Cubital tunnel syndrome is an acute or chronic compression of the ulnar nerve at the elbow. The nerve runs between the olecranon (posterior aspect of the elbow) and the medial epicondyle (funny bone) at the elbow area. The nerve can be compressed by anatomical abnormalities such as "fibrous bands", or by bony abnormalities such as bone spurs. Also, inflammation of the nerve could be the cause of chronic displacement of the nerve while bending and extending the elbow.
Displacement or subluxation of the nerve consists of forward movement of the nerve while the elbow is completely bent. The patient may feel a snapping and a sensation of tingling or electric shock can be present as well. Repetitive bending and extending activities of the elbow may aggravate this condition.
WHAT ARE THE SYMPTOMS OF CUBITAL TUNNEL SYNDROME?

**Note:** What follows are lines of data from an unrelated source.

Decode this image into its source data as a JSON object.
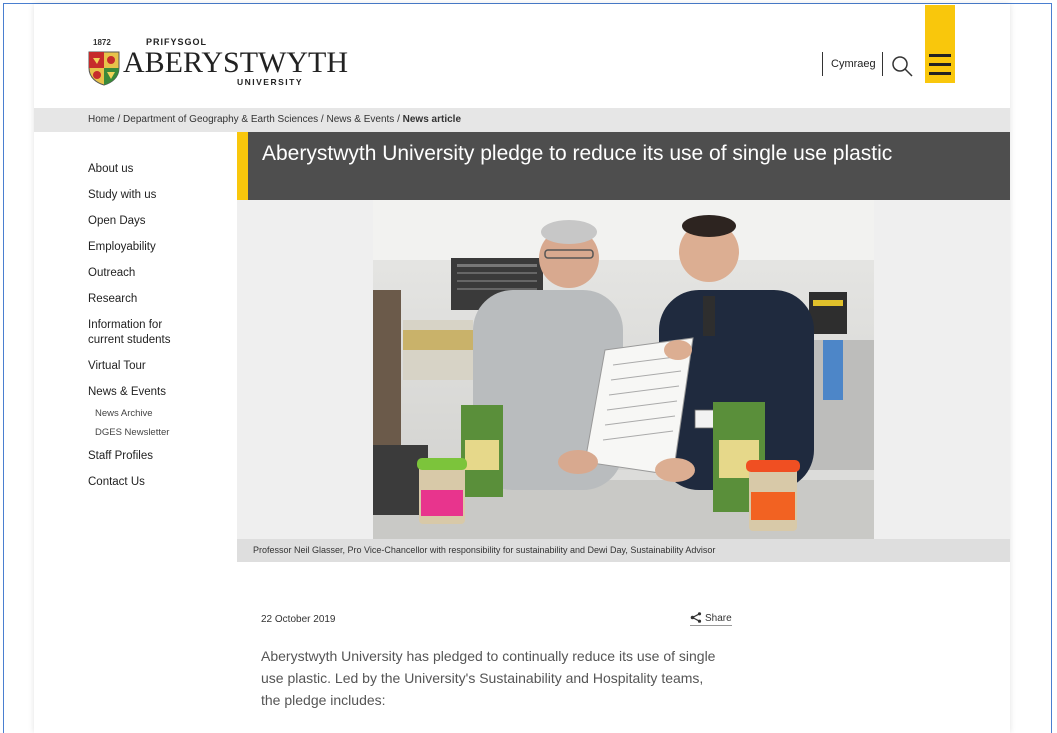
{
  "header": {
    "logo_year": "1872",
    "logo_welsh": "PRIFYSGOL",
    "logo_name": "ABERYSTWYTH",
    "logo_university": "UNIVERSITY",
    "language_link": "Cymraeg",
    "menu_color": "#f9c70c"
  },
  "breadcrumb": {
    "items": [
      "Home",
      "Department of Geography & Earth Sciences",
      "News & Events"
    ],
    "separator": " / ",
    "current": "News article"
  },
  "sidebar": {
    "items": [
      {
        "label": "About us"
      },
      {
        "label": "Study with us"
      },
      {
        "label": "Open Days"
      },
      {
        "label": "Employability"
      },
      {
        "label": "Outreach"
      },
      {
        "label": "Research"
      },
      {
        "label": "Information for current students"
      },
      {
        "label": "Virtual Tour"
      },
      {
        "label": "News & Events"
      }
    ],
    "subitems": [
      {
        "label": "News Archive"
      },
      {
        "label": "DGES Newsletter"
      }
    ],
    "items_after": [
      {
        "label": "Staff Profiles"
      },
      {
        "label": "Contact Us"
      }
    ]
  },
  "article": {
    "title": "Aberystwyth University pledge to reduce its use of single use plastic",
    "caption": "Professor Neil Glasser, Pro Vice-Chancellor with responsibility for sustainability and Dewi Day, Sustainability Advisor",
    "date": "22 October 2019",
    "share_label": "Share",
    "intro": "Aberystwyth University has pledged to continually reduce its use of single use plastic. Led by the University's Sustainability and Hospitality teams, the pledge includes:"
  }
}
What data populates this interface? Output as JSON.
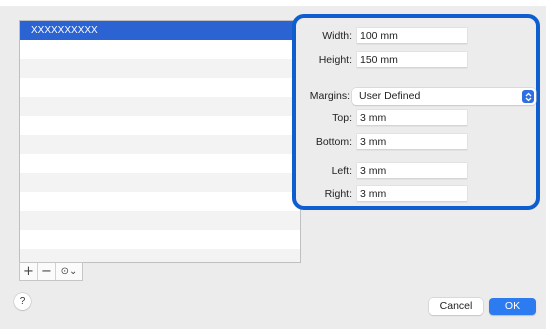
{
  "list": {
    "selected_item": "XXXXXXXXXX",
    "empty_rows": 11
  },
  "list_controls": {
    "add": "+",
    "remove": "−",
    "action": "⊙⌄"
  },
  "form": {
    "width_label": "Width:",
    "width_value": "100 mm",
    "height_label": "Height:",
    "height_value": "150 mm",
    "margins_label": "Margins:",
    "margins_value": "User Defined",
    "top_label": "Top:",
    "top_value": "3 mm",
    "bottom_label": "Bottom:",
    "bottom_value": "3 mm",
    "left_label": "Left:",
    "left_value": "3 mm",
    "right_label": "Right:",
    "right_value": "3 mm"
  },
  "footer": {
    "help": "?",
    "cancel": "Cancel",
    "ok": "OK"
  },
  "colors": {
    "highlight_border": "#0f5ecf",
    "selection": "#2c63d3",
    "primary_button": "#2c7bf0"
  }
}
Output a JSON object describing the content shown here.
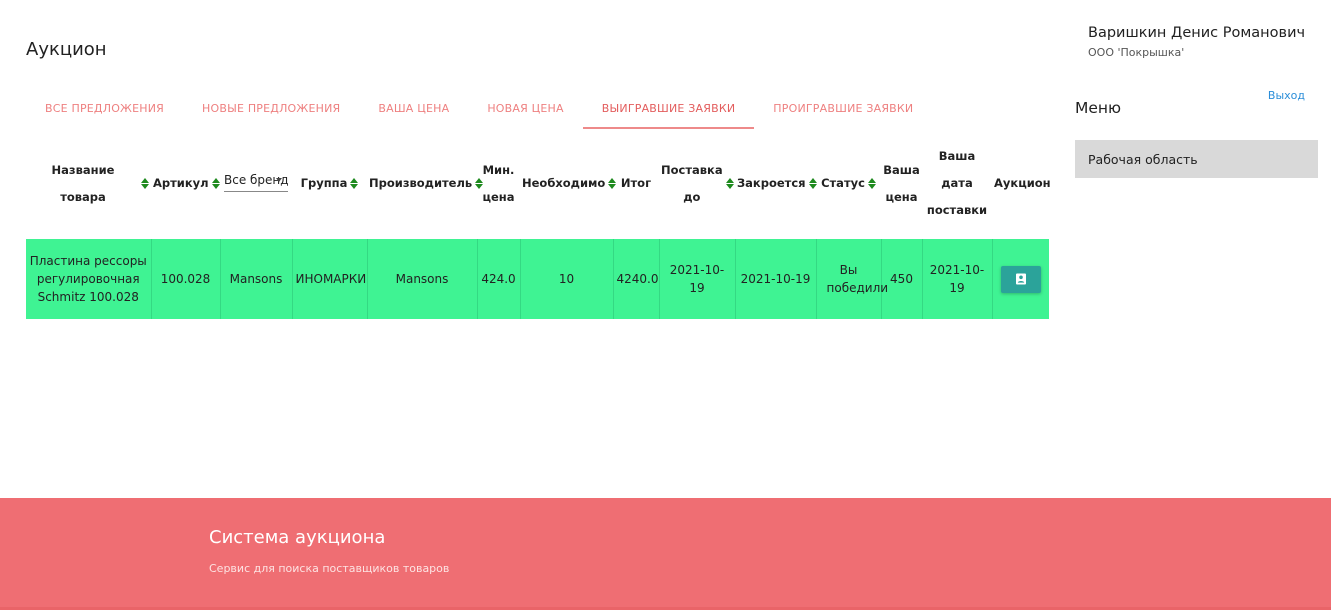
{
  "page": {
    "title": "Аукцион"
  },
  "tabs": [
    {
      "label": "ВСЕ ПРЕДЛОЖЕНИЯ"
    },
    {
      "label": "НОВЫЕ ПРЕДЛОЖЕНИЯ"
    },
    {
      "label": "ВАША ЦЕНА"
    },
    {
      "label": "НОВАЯ ЦЕНА"
    },
    {
      "label": "ВЫИГРАВШИЕ ЗАЯВКИ"
    },
    {
      "label": "ПРОИГРАВШИЕ ЗАЯВКИ"
    }
  ],
  "active_tab": "ВЫИГРАВШИЕ ЗАЯВКИ",
  "user": {
    "name": "Варишкин Денис Романович",
    "org": "ООО 'Покрышка'",
    "logout_label": "Выход"
  },
  "menu": {
    "title": "Меню",
    "items": [
      {
        "label": "Рабочая область"
      }
    ]
  },
  "table": {
    "headers": {
      "name": "Название товара",
      "article": "Артикул",
      "brand_filter": "Все бренды",
      "group": "Группа",
      "manufacturer": "Производитель",
      "min_price_1": "Мин.",
      "min_price_2": "цена",
      "required": "Необходимо",
      "total": "Итог",
      "delivery_1": "Поставка",
      "delivery_2": "до",
      "closes": "Закроется",
      "status": "Статус",
      "your_price_1": "Ваша",
      "your_price_2": "цена",
      "your_date_1": "Ваша дата",
      "your_date_2": "поставки",
      "auction": "Аукцион"
    },
    "rows": [
      {
        "name": "Пластина рессоры регулировочная Schmitz 100.028",
        "article": "100.028",
        "brand": "Mansons",
        "group": "ИНОМАРКИ",
        "manufacturer": "Mansons",
        "min_price": "424.0",
        "required": "10",
        "total": "4240.0",
        "delivery_until": "2021-10-19",
        "closes": "2021-10-19",
        "status": "Вы победили",
        "your_price": "450",
        "your_delivery_date": "2021-10-19"
      }
    ]
  },
  "colors": {
    "accent": "#ef6e73",
    "tab_text": "#ee8080",
    "row_win": "#3ff393",
    "sort_arrow": "#1e8a1e",
    "auction_button": "#2ba39a",
    "menu_item_bg": "#d9d9d9",
    "link": "#2b8ed9"
  },
  "icons": {
    "sort": "sort-arrows-icon",
    "auction": "contact-card-icon"
  },
  "footer": {
    "title": "Система аукциона",
    "subtitle": "Сервис для поиска поставщиков товаров"
  }
}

Compression of the ulnar nerve can produce changes in sensation, movement or motor functions. Sensory involvement consists of tingling and numb sensation at the inner part of the forearm and can radiate to the ring and little fingers. Motor involvement suggests a more longstanding condition and can produce a weakness of the muscles of the hand impairing grip strength.
HOW IS IT DIAGNOSED?
An overall evaluation of the upper extremity should be performed when the signs and
symptoms described above are present. The evaluation includes a general evaluation of the neck and the shoulder area. This is performed to rule out compression of the nerve at the exit from the cervical spine or crossing the shoulder area. In some cases, your hand surgeon can recommend a nerve conduction study to help establish the diagnosis. In more severe cases, loss of the hand muscle strength can be noticed on physical examination and when evaluating grip strength.
WHAT IS THE TREATMENT FOR CUBITAL TUNNEL SYNDROME?
The goal of treatment for cubital tunnel syndrome is to diminish the pain and the numb sensation that the compression has produced. Treatment must be directed to prevent muscle loss due to long standing nerve compression. At initial stages, limiting repetitive bending and extending activities with use of an elbow pad may be the only treatment necessary. If loss of hand muscles is noted, or the pain and numbness do not improve with conservative treatment, a surgical option may be recommended by your hand surgeon.
Surgery consists of freeing the nerve in its tunnel where it passes at the elbow; or in some patients, it is necessary to reposition the nerve in a forward position outside the tunnel. The numbness may persist even after surgery, but usually improves gradually over time. Pain is usually the first symptom to improve. With severe muscle involvement, only partial return of function may result.